DiffXPBD : Differentiable Position-Based Simulation of Compliant Constraint Dynamics

TL;DR

DiffXPBD introduces an efficient differentiable simulation framework for compliant constrained dynamics, enabling gradient-based optimization of complex geometries, parameters, and external forces with high computational efficiency on CPU and GPU.

Contribution

It provides the first efficient analytical formulation for differentiable XPBD, allowing simultaneous gradient computation for high-resolution simulations with collisions and complex constraints.

Findings

Able to optimize over 26 million DoFs efficiently

Supports automatic differentiation for gradient calculations

Compatible with CPU and GPU hardware

Abstract

We present DiffXPBD, a novel and efficient analytical formulation for the differentiable position-based simulation of compliant constrained dynamics (XPBD). Our proposed method allows computation of gradients of numerous parameters with respect to a goal function simultaneously leveraging a performant simulation model. The method is efficient, thus enabling differentiable simulations of high resolution geometries and degrees of freedom (DoFs).
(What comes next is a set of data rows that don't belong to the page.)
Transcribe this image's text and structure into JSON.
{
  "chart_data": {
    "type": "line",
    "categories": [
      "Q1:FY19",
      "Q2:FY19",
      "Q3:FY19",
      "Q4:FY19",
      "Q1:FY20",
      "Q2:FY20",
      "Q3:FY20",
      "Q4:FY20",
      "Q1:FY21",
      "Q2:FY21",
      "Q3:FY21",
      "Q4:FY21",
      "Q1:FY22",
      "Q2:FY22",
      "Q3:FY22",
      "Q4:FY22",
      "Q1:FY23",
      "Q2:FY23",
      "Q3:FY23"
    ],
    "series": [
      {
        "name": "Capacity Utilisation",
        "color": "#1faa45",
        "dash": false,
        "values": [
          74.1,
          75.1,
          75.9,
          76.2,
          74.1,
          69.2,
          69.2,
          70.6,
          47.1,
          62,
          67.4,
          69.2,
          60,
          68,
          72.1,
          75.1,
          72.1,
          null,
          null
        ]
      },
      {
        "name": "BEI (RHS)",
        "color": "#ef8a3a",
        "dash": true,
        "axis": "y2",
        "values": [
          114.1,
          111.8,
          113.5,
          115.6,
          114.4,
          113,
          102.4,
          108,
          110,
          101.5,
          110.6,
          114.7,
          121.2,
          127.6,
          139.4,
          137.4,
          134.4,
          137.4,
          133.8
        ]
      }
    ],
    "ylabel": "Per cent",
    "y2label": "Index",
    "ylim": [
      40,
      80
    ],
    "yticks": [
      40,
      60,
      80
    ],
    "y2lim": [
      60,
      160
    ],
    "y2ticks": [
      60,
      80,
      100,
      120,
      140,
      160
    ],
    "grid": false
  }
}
Collisions are naturally included in the framework. Our differentiable model allows a user to easily add additional optimization variables. Every control variable gradient requires the computation of only a few partial derivatives which can be computed using automatic differentiation code. We demonstrate the efficacy of the method with examples such as elastic material parameter estimation, initial value optimization, optimizing for underlying body shape and pose by only observing the clothing, and optimizing a time-varying external force sequence to match sparse keyframe shapes at specific times. Our approach demonstrates excellent efficiency and we demonstrate this on high resolution meshes with optimizations involving over 26 million degrees of freedom. Making an existing solver differentiable requires only a few modifications and the model is compatible with both modern CPU and GPU multi-core hardware.